Helicates are oligonuclear coordination compounds in which linear organic oligodonor ligands wrap around two or more metal centers. The main focus in helicate chemistry is on double-stranded or triple-stranded helicates, but quadruple-stranded or circular helicates are also well known.

In dinuclear helicates, both metal complex units possess the same configuration, and a left-handed as well as a right-handed helix can be present. Usually the helicate is formed as a racemic mixture but some examples of enantiomerically pure helicates are known. If the two metal complex units of a dinuclear complex are oppositely configurated, an achiral meso-type coordination compound is obtained—the meso-helicate (“side-by-side complex,” “meso-cate”).

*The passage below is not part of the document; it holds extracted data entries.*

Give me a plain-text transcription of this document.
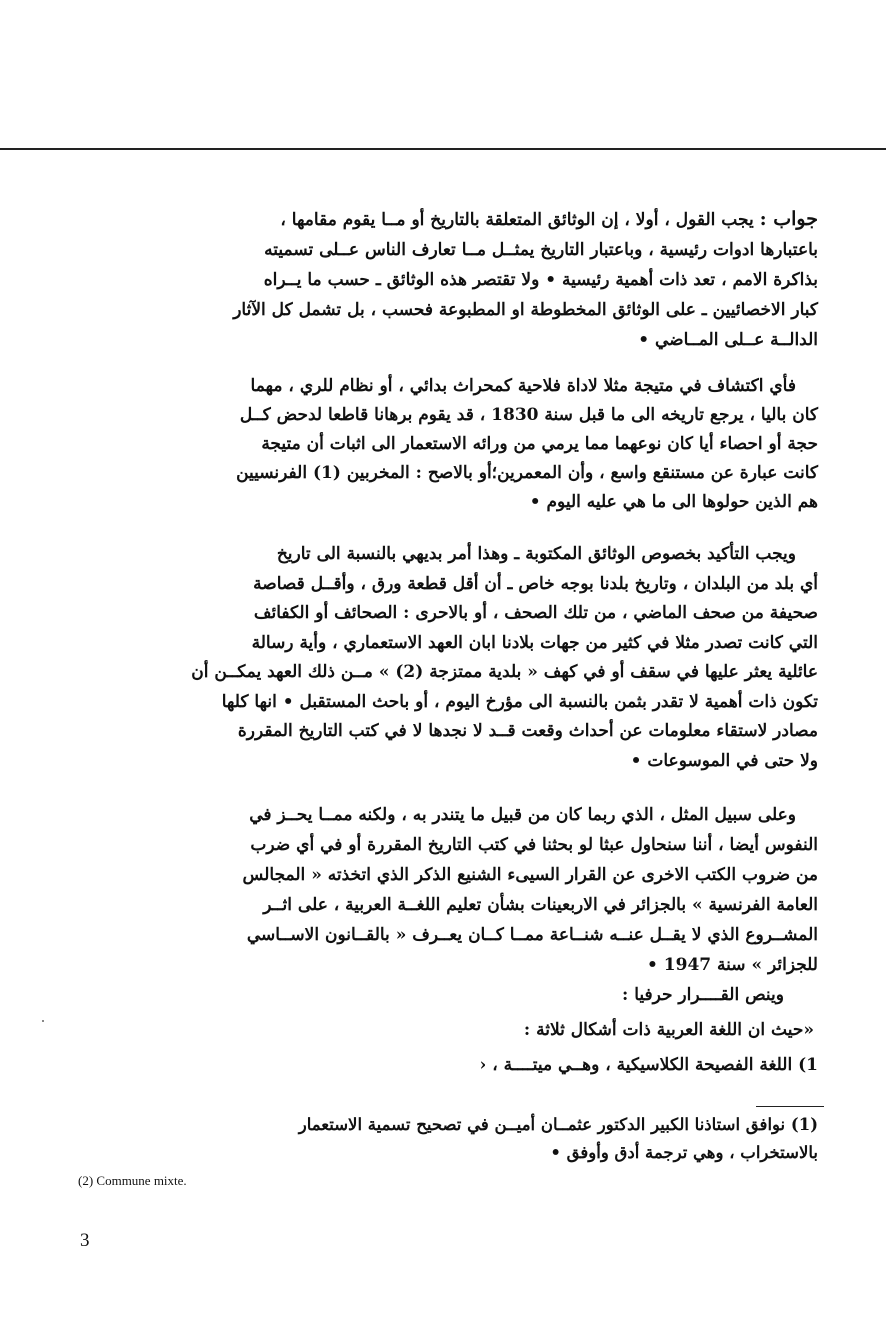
جواب : يجب القول ، أولا ، إن الوثائق المتعلقة بالتاريخ أو مــا يقوم مقامها ،
باعتبارها ادوات رئيسية ، وباعتبار التاريخ يمثــل مــا تعارف الناس عــلى تسميته
بذاكرة الامم ، تعد ذات أهمية رئيسية • ولا تقتصر هذه الوثائق ـ حسب ما يــراه
كبار الاخصائيين ـ على الوثائق المخطوطة او المطبوعة فحسب ، بل تشمل كل الآثار
الدالــة عــلى المــاضي •
فأي اكتشاف في متيجة مثلا لاداة فلاحية كمحراث بدائي ، أو نظام للري ، مهما
كان باليا ، يرجع تاريخه الى ما قبل سنة 1830 ، قد يقوم برهانا قاطعا لدحض كــل
حجة أو احصاء أيا كان نوعهما مما يرمي من ورائه الاستعمار الى اثبات أن متيجة
كانت عبارة عن مستنقع واسع ، وأن المعمرين؛أو بالاصح : المخربين (1) الفرنسيين
هم الذين حولوها الى ما هي عليه اليوم •
ويجب التأكيد بخصوص الوثائق المكتوبة ـ وهذا أمر بديهي بالنسبة الى تاريخ
أي بلد من البلدان ، وتاريخ بلدنا بوجه خاص ـ أن أقل قطعة ورق ، وأقــل قصاصة
صحيفة من صحف الماضي ، من تلك الصحف ، أو بالاحرى : الصحائف أو الكفائف
التي كانت تصدر مثلا في كثير من جهات بلادنا ابان العهد الاستعماري ، وأية رسالة
عائلية يعثر عليها في سقف أو في كهف « بلدية ممتزجة (2) » مــن ذلك العهد يمكــن أن
تكون ذات أهمية لا تقدر بثمن بالنسبة الى مؤرخ اليوم ، أو باحث المستقبل • انها كلها
مصادر لاستقاء معلومات عن أحداث وقعت قــد لا نجدها لا في كتب التاريخ المقررة
ولا حتى في الموسوعات •
وعلى سبيل المثل ، الذي ربما كان من قبيل ما يتندر به ، ولكنه ممــا يحــز في
النفوس أيضا ، أننا سنحاول عبثا لو بحثنا في كتب التاريخ المقررة أو في أي ضرب
من ضروب الكتب الاخرى عن القرار السيىء الشنيع الذكر الذي اتخذته « المجالس
العامة الفرنسية » بالجزائر في الاربعينات بشأن تعليم اللغــة العربية ، على اثــر
المشــروع الذي لا يقــل عنــه شنــاعة ممــا كــان يعــرف « بالقــانون الاســاسي
للجزائر » سنة 1947 •
وينص القــــرار حرفيا :
«حيث ان اللغة العربية ذات أشكال ثلاثة :
1) اللغة الفصيحة الكلاسيكية ، وهــي ميتــــة ، ‹
(1) نوافق استاذنا الكبير الدكتور عثمــان أميــن في تصحيح تسمية الاستعمار
بالاستخراب ، وهي ترجمة أدق وأوفق •
(2) Commune mixte.
3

Since the introduction of the term “helicate” by Lehn et al. in 1987, the chemistry of helicates has become one of the most intensely studied topics of metallosupramolecular chemistry. This is because of the simplicity of the helicates, which allows the study of fundamental aspects of metal-directed self-assembly such as mechanisms, stereochemistry, or regiochemistry. In this chapter, we will focus on an important mechanistic feature of helicate chemistry—the influence of templates on the formation of triple-stranded dinuclear helicates. This can be observed for several helicates, although templation is not a general requirement for the formation of the complexes. Many helicates that are formed without a template present were observed. Here, very often, other stabilizing interactions (e.g., steric constrains) are at work, which support the formation of the helicate.